The capital of the Veneto locale, Venice is an extraordinary city known for its waterways and houses of worship, which along with stunning view make it one of the most sentimental spots in Europe. During your stay it is worth visiting numerous museums and art galleries, as the city is the real cradle of Italian history and culture. The city is small, compact and ideal for exploring in just a few days, so don’t hesitate to see what this Italian gem has to offer!
St. Mark’s Basilica. Without a doubt, the most famous church in Venice. St. Mark’s Basilica was originally a private chapel of Doge, decorated with Byzantine ornaments, brought to the city after the fall of Constantinople. Golden mosaics cover the domes, and the walls set the characteristic tone for its interior, but you will also find treasures from other periods, especially those designed by Titian and Tintoretto, whose names are common throughout the city. Take your time to see the magnificent golden altar of the 12th century, the Palau de Oro, as well as the golden relics and icons in the treasury.
Piazza San Marco
Piazza San Marco, because Italians know that this is the largest square of the city and a place where everyone gathers, walks, drinks coffee, meets friends or guides, or just relax from all the channels and bridges. Thanks to its architecture on three sides, the square seems almost hidden from sight, despite all the crowds of tourists. To see this square you can go to its top or to the top of Torre dell’Orologio.
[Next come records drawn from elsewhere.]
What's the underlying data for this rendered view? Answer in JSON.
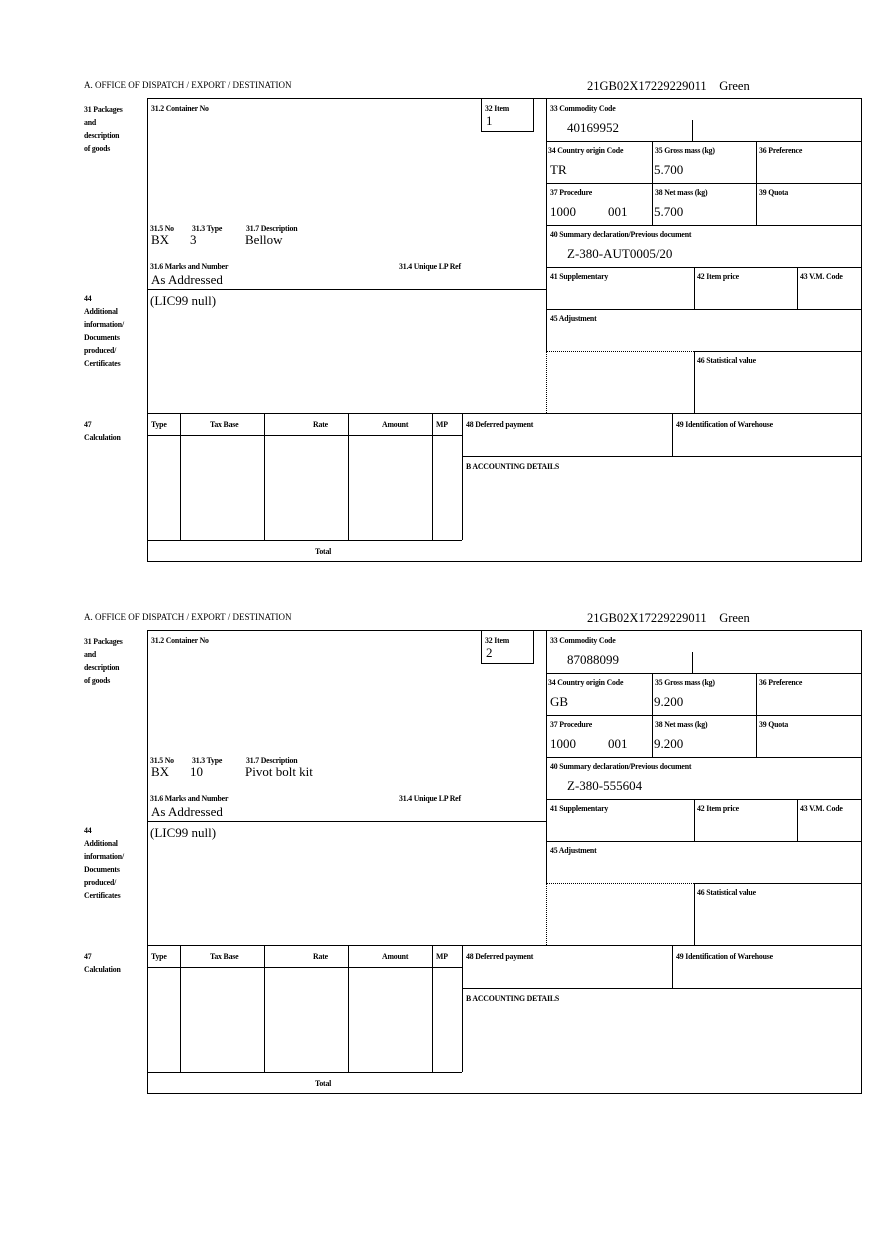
{
  "form": {
    "header_left": "A.  OFFICE OF DISPATCH / EXPORT / DESTINATION",
    "labels": {
      "l31": [
        "31 Packages",
        "and",
        "description",
        "of goods"
      ],
      "l31_2": "31.2 Container No",
      "l32": "32 Item",
      "l31_5": "31.5 No",
      "l31_3": "31.3 Type",
      "l31_7": "31.7 Description",
      "l31_6": "31.6 Marks and Number",
      "l31_4": "31.4 Unique LP Ref",
      "l33": "33 Commodity Code",
      "l34": "34 Country origin Code",
      "l35": "35 Gross mass (kg)",
      "l36": "36 Preference",
      "l37": "37 Procedure",
      "l38": "38 Net mass (kg)",
      "l39": "39 Quota",
      "l40": "40 Summary declaration/Previous document",
      "l41": "41 Supplementary",
      "l42": "42 Item price",
      "l43": "43 V.M. Code",
      "l44": [
        "44",
        "Additional",
        "information/",
        "Documents",
        "produced/",
        "Certificates"
      ],
      "l45": "45 Adjustment",
      "l46": "46 Statistical value",
      "l47": [
        "47",
        "Calculation"
      ],
      "calc_cols": [
        "Type",
        "Tax Base",
        "Rate",
        "Amount",
        "MP"
      ],
      "total": "Total",
      "l48": "48 Deferred payment",
      "l49": "49 Identification of Warehouse",
      "lB": "B ACCOUNTING DETAILS"
    }
  },
  "items": [
    {
      "ref": "21GB02X17229229011",
      "route": "Green",
      "item_no": "1",
      "pkg_no": "BX",
      "pkg_type": "3",
      "description": "Bellow",
      "marks": "As Addressed",
      "commodity_code": "40169952",
      "country_origin": "TR",
      "gross_mass": "5.700",
      "procedure": "1000",
      "procedure_add": "001",
      "net_mass": "5.700",
      "prev_doc": "Z-380-AUT0005/20",
      "additional_info": "(LIC99 null)"
    },
    {
      "ref": "21GB02X17229229011",
      "route": "Green",
      "item_no": "2",
      "pkg_no": "BX",
      "pkg_type": "10",
      "description": "Pivot bolt kit",
      "marks": "As Addressed",
      "commodity_code": "87088099",
      "country_origin": "GB",
      "gross_mass": "9.200",
      "procedure": "1000",
      "procedure_add": "001",
      "net_mass": "9.200",
      "prev_doc": "Z-380-555604",
      "additional_info": "(LIC99 null)"
    }
  ]
}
Grand Canal is the city’s main boulevard, connecting Piazza San Marco, Rialto Bridge and arrival points from the mainland. Albeit just four scaffolds cross its absolute length, stripped gondolas, called traghetti, move to and fro at a few focuses between these extensions. The Grand Canal was at one time the location for each one of the individuals who made a difference in Venice, so the royal residences of the apparent multitude of driving families open their exteriors of the Venetian Gothic and the early Renaissance to the water. So don’t think twice and take a trip down the canal to the vaporetto, which is not only the best way to see Venice, but also one of the most romantic nights in Venice.
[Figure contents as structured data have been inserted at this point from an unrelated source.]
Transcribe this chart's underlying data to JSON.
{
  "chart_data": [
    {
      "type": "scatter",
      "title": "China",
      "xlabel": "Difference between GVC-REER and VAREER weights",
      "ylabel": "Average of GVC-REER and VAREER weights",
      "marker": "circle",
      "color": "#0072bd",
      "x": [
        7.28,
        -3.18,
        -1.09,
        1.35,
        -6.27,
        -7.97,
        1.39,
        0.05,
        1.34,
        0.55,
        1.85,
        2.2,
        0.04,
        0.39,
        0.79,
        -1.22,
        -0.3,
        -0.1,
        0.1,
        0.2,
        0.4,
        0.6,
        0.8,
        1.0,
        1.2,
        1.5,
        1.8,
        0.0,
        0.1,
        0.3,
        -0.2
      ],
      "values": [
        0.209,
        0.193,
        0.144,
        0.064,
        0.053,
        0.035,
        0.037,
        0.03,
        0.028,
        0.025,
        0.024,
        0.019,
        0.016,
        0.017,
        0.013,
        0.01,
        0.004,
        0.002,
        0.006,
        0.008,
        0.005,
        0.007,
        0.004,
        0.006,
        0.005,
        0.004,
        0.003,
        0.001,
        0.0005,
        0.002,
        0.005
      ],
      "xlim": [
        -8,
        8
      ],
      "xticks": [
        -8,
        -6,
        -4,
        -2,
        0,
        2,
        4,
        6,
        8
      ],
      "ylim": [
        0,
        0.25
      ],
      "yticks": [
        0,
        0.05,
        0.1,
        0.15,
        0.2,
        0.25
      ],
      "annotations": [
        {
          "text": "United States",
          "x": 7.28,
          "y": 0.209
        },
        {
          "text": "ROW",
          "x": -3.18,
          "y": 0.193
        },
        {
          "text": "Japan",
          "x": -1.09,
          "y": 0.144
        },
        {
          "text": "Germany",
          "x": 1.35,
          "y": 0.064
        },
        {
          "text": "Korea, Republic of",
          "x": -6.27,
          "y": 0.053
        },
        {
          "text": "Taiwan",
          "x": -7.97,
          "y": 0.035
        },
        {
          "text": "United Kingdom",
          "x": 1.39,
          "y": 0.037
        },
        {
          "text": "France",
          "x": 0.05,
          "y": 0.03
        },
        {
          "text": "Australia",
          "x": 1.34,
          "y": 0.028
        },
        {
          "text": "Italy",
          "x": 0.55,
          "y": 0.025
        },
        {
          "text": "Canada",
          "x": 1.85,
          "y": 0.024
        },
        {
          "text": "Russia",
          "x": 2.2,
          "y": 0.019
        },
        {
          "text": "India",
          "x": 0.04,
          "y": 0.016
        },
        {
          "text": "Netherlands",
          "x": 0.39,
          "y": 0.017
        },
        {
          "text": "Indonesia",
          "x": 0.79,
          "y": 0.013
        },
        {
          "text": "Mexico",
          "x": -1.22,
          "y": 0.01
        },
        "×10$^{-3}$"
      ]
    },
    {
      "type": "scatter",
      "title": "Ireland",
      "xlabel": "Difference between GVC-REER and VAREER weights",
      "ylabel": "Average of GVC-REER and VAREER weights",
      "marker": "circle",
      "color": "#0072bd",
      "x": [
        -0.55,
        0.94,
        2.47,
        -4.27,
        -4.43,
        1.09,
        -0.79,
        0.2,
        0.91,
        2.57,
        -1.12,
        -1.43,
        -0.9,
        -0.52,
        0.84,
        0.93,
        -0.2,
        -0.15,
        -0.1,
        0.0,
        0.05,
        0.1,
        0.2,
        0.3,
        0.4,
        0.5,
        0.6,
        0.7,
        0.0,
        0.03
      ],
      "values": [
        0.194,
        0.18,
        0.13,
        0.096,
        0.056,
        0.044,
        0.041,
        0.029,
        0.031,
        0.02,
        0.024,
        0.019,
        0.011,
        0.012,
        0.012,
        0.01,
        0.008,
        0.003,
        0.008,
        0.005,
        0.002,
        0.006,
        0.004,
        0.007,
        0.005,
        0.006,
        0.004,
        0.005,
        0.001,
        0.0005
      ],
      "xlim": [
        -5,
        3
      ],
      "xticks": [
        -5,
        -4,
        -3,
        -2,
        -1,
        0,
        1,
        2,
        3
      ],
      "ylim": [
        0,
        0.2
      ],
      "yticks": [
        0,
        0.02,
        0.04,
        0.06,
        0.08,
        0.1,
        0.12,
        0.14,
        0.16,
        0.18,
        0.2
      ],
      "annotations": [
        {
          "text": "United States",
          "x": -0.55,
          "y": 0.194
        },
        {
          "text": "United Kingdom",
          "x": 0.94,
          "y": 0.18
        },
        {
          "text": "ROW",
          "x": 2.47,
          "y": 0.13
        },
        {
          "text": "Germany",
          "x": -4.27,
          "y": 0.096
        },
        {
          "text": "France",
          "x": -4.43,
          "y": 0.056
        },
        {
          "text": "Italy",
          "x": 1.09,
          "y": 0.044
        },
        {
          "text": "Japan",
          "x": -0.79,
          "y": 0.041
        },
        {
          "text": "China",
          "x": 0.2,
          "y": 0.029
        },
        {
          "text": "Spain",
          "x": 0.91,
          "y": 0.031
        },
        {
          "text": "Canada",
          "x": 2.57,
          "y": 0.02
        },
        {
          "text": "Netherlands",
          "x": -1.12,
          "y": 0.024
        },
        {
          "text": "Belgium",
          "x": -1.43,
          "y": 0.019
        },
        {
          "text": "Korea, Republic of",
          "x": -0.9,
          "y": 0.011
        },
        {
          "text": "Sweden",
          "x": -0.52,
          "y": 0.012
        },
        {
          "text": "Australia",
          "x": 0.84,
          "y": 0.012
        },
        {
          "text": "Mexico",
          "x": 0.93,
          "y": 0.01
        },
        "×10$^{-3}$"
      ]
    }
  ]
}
Rialto Bridge and San Polo Bridge
This charming bridge marks the place of the first settlement on the island, called Rivus Altoz. This stone arch, built in 1588, supports two busy streets and many stores. In addition to being the crossing point halfway along the canal, it is also a favorite place for tourists who take photos or take pictures and watch boats passing under the bridge. Nearby is the Church of San Bartolomeo with its magnificent altar; the Martyrdom of St. Bartholomew, and on the opposite end of the Rialto Bridge there is a lively food market busy with locals and visitors alike.
The size and architecture of the Doge Palace amaze visitors to Venice since ancient times. As soon as people enter the palace, their impression is even stronger when they see the Porta della Carta, a perfect example of Venetian Gothic at its height or when they climb the Rock of Dei Giganti and the Rock of D’Oro, just to enter what many consider the most beautiful room of the palace, the Sala del Collegio. The lines to enter this Venetian attraction are often long, but you can avoid this and see areas of the palace inaccessible to ordinary visitors by using the Skip the Line: a ticket and a tour of the Doge’s Palace.